Premier des trois syndicats présentant une liste pour les prochaines élections professionnelles à organiser son metting de campagne, la Confédération paysanne veut tout autant des prix que des aides justes.
« Sur la durée de la mandature qui se termine, la Bretagne a perdu 6 000 paysans. C’est une véritable casse sociale », a lancé Jean-Marc Thomas en introduction du meeting de la Confédération paysanne dans le cadre des prochaines élections professionnelles. À Plérin, ce mercredi 9 janvier, devant une centaine de sympathisants, le syndicaliste a insisté : « On nous a promis de libérer les énergies, en voulant suivre un modèle danois ou hollandais basé sur la production de minerai en gros volume et à pas cher, que la Bretagne allait nourrir le monde en étant la plus compétitive d’Europe… » Le producteur de lait de Rostrenen dénonce une course effrénée vers des exploitations plus grandes, plus d’investissements, plus de charges, plus de travail, plus de stress et de pression et plus découragement. « C’était une vision timorée, à court terme, des responsables agricoles devant les enjeux sociétaux. Ni les biocarburants, ni l’eldorado chinois, ni la méthanisation n’ont sauvé le revenu des agriculteurs : rien n’a ruisselé. »

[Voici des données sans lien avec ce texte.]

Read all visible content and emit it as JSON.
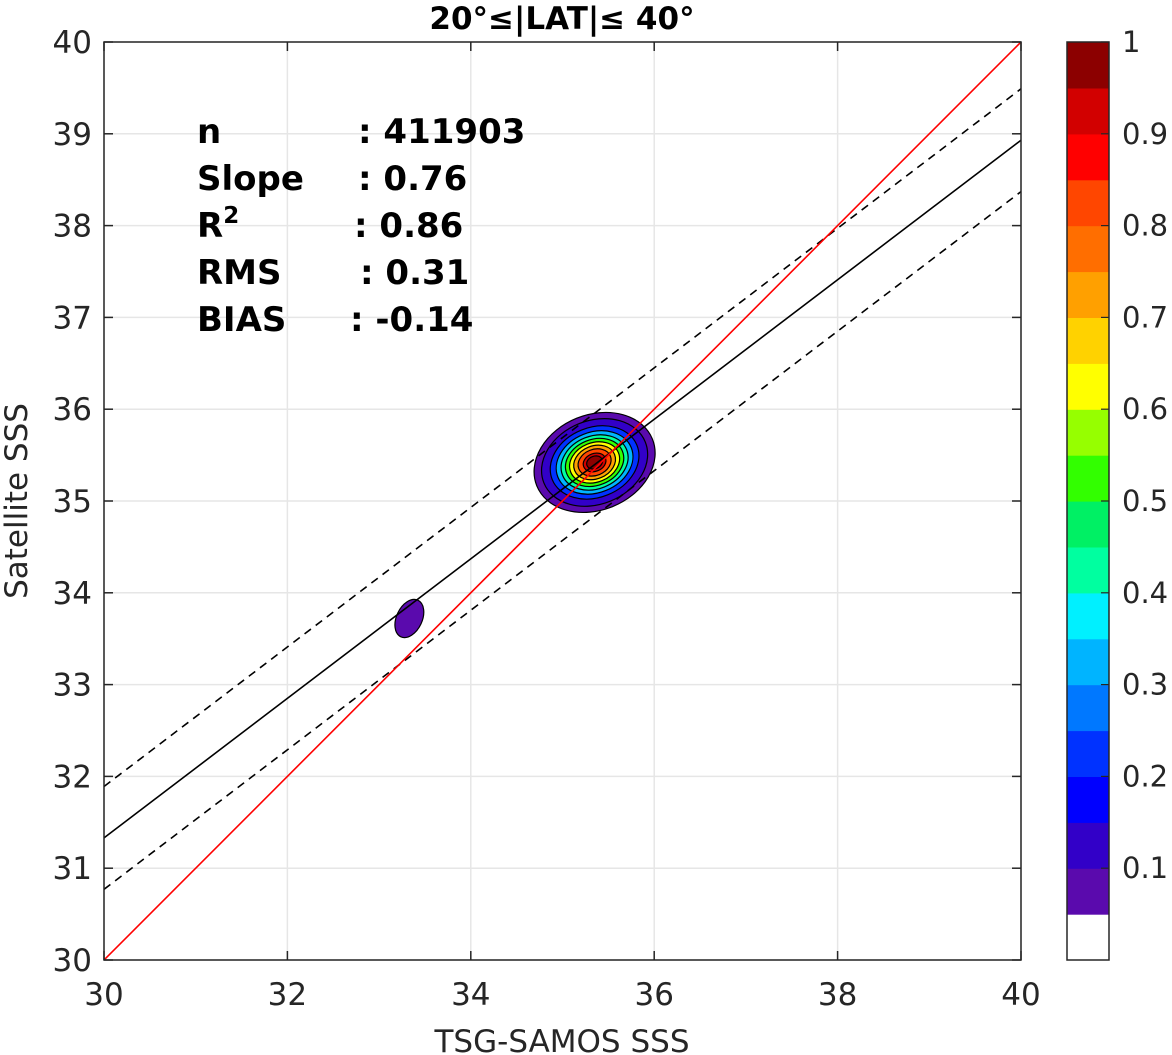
{
  "chart_data": {
    "type": "contour",
    "title": "20°≤|LAT|≤ 40°",
    "xlabel": "TSG-SAMOS SSS",
    "ylabel": "Satellite SSS",
    "xlim": [
      30,
      40
    ],
    "ylim": [
      30,
      40
    ],
    "xticks": [
      "30",
      "32",
      "34",
      "36",
      "38",
      "40"
    ],
    "yticks": [
      "30",
      "31",
      "32",
      "33",
      "34",
      "35",
      "36",
      "37",
      "38",
      "39",
      "40"
    ],
    "grid": true,
    "stats": [
      {
        "label": "n",
        "value": ": 411903"
      },
      {
        "label": "Slope",
        "value": ": 0.76"
      },
      {
        "label": "R",
        "sup": "2",
        "value": ": 0.86"
      },
      {
        "label": "RMS",
        "value": ": 0.31"
      },
      {
        "label": "BIAS",
        "value": ": -0.14"
      }
    ],
    "lines": {
      "one_to_one": {
        "color": "#ff0000",
        "x": [
          30,
          40
        ],
        "y": [
          30,
          40
        ]
      },
      "regression": {
        "color": "#000000",
        "style": "solid",
        "x": [
          30,
          40
        ],
        "y": [
          31.33,
          38.93
        ]
      },
      "upper_bound": {
        "color": "#000000",
        "style": "dashed",
        "x": [
          30,
          40
        ],
        "y": [
          31.89,
          39.49
        ]
      },
      "lower_bound": {
        "color": "#000000",
        "style": "dashed",
        "x": [
          30,
          40
        ],
        "y": [
          30.77,
          38.37
        ]
      }
    },
    "density_peak": {
      "x": 35.35,
      "y": 35.42
    },
    "secondary_blob": {
      "x": 33.33,
      "y": 33.72,
      "level": 0.05
    },
    "contour_levels": [
      0.05,
      0.1,
      0.2,
      0.3,
      0.4,
      0.5,
      0.6,
      0.7,
      0.8,
      0.9,
      0.95
    ],
    "colorbar": {
      "range": [
        0,
        1
      ],
      "tick_labels": [
        "0.1",
        "0.2",
        "0.3",
        "0.4",
        "0.5",
        "0.6",
        "0.7",
        "0.8",
        "0.9",
        "1"
      ],
      "tick_values": [
        0.1,
        0.2,
        0.3,
        0.4,
        0.5,
        0.6,
        0.7,
        0.8,
        0.9,
        1.0
      ],
      "colors": [
        "#ffffff",
        "#5a0aad",
        "#3200c8",
        "#0000ff",
        "#0032ff",
        "#0078ff",
        "#00b4ff",
        "#00f0ff",
        "#00ffa0",
        "#00f064",
        "#32ff00",
        "#96ff00",
        "#ffff00",
        "#ffd200",
        "#ffa000",
        "#ff6e00",
        "#ff4600",
        "#ff0000",
        "#d20000",
        "#8c0000"
      ]
    }
  }
}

Dans une campagne où « la question du revenu s’invite partout alors que la Confédération paysanne en parle depuis des décennies », Isabelle Allain, secrétaire générale du syndicat départemental et tête de liste pour le prochain scrutin, pense qu’il est temps de changer de cap « pour un projet motivant qui donne envie de relever les défis collectivement et permette à chaque paysanne ou paysan de retrouver revenu et enthousiasme à pratiquer son métier. »

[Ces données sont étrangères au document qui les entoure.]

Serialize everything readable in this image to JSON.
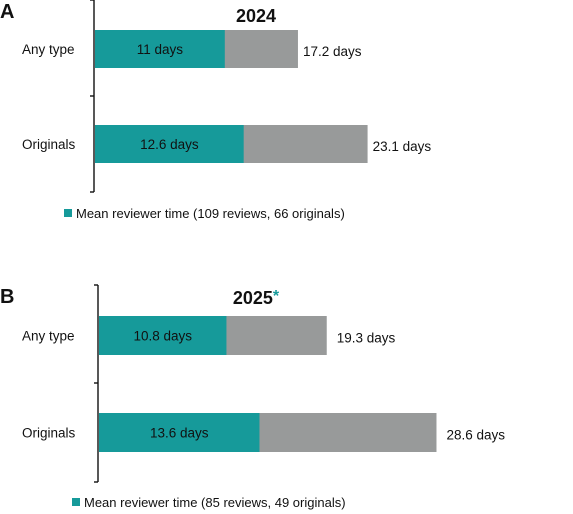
{
  "colors": {
    "teal": "#169a9a",
    "gray": "#989a9a",
    "axis": "#111111"
  },
  "chart_data": [
    {
      "type": "bar",
      "orientation": "horizontal",
      "stacked": true,
      "panel": "A",
      "title": "2024",
      "title_marker": "",
      "categories": [
        "Any type",
        "Originals"
      ],
      "series": [
        {
          "name": "Mean reviewer time (109 reviews, 66 originals)",
          "values": [
            11,
            12.6
          ],
          "labels": [
            "11 days",
            "12.6 days"
          ]
        }
      ],
      "totals": [
        17.2,
        23.1
      ],
      "total_labels": [
        "17.2 days",
        "23.1 days"
      ],
      "legend": "Mean reviewer time (109 reviews, 66 originals)",
      "legend_position": "bottom-left",
      "xlim": [
        0,
        29
      ],
      "grid": false
    },
    {
      "type": "bar",
      "orientation": "horizontal",
      "stacked": true,
      "panel": "B",
      "title": "2025",
      "title_marker": "*",
      "categories": [
        "Any type",
        "Originals"
      ],
      "series": [
        {
          "name": "Mean reviewer time (85 reviews, 49 originals)",
          "values": [
            10.8,
            13.6
          ],
          "labels": [
            "10.8 days",
            "13.6 days"
          ]
        }
      ],
      "totals": [
        19.3,
        28.6
      ],
      "total_labels": [
        "19.3 days",
        "28.6 days"
      ],
      "legend": "Mean reviewer time (85 reviews, 49 originals)",
      "legend_position": "bottom-left",
      "xlim": [
        0,
        29
      ],
      "grid": false
    }
  ]
}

Après les EGA, manque un pouvoir politique fort
Invité pour l’occasion, Nicolas Girod, secrétaire national de la Confédération paysanne, en charge du pôle élevage, n’a pas oublié les mots du président Macron lors de son discours de Rungis à propos de la rémunération : des prix justes, la possibilité de vivre dignement de son métier et l’accès à une alimentation de qualité pour tous… « Nous nous sommes beaucoup battus pour interdire à nos partenaires de l’aval d’acheter nos productions en dessous des coûts de production. Les Etats généraux de l’alimentation ont pris en considération nos revendications. Mais nous nous rendons compte que les responsables politiques n’ont pas vraiment la volonté de contraindre les acteurs économiques des filières à se responsabiliser en répartissant plus justement la valeur… », regrette le producteur de lait à Comté et Morbier installé en Gaec dans le Jura. Il cite notamment l’exemple de la filière viande bovine pour laquelle les négociations sont au point mort à l’Interprofession, « les industriels n’étant même pas prêts à intégrer un bout de rémunération paysanne dans leur prix d’achat ».
Restaurer une Pac ambitieuse et plus juste
Outre le travail sur les prix, la prise en compte des coûts de production et le revenu à l’échelle nationale, les candidats rappellent combien l’enjeu de la prochaine révision de la Pac est primordiale. « Entre 2013 et 2018, la Bretagne a perdu 100 millions d’euros d’aides du premier pilier », avance Jean-Marc Thomas. « C’est extrêmement pénalisant pour tous. » Aujourd’hui, la Confédération paysanne prône globalement un meilleur partage des fonds européens. « Cela passe par exemple par un plafonnement des aides Pac par exploitation au profit d’un soutien davantage fléché vers les petites fermes et surtout vers les actifs pour stopper cette course folle aux hectares primables. » Les syndicalistes promettent de ne « rien lâcher » du côté de Bruxelles « pour obtenir cette fameuse régulation indispensable » pour préserver les agriculteurs dans un monde volatil. Ils veulent également un budget important sur les mesures agro-environnementales et le bio : « Sans argent, les agriculteurs français ne feront pas la transition agro-écologique attendue par la société. »
Moderne et solidaire
En conclusion de la soirée, Isabelle Allain a insisté sur la vision à long terme de la Confédération paysanne « qui anticipe les réponses aux enjeux de demain au lieu de faire dans l’urgence et la contrainte. » La productrice de lait de Ploubezre se dit impatiente d’œuvrer pour que le métier soit reconnu à sa juste valeur et porter un projet d’agriculture paysanne « moderne et solidaire ».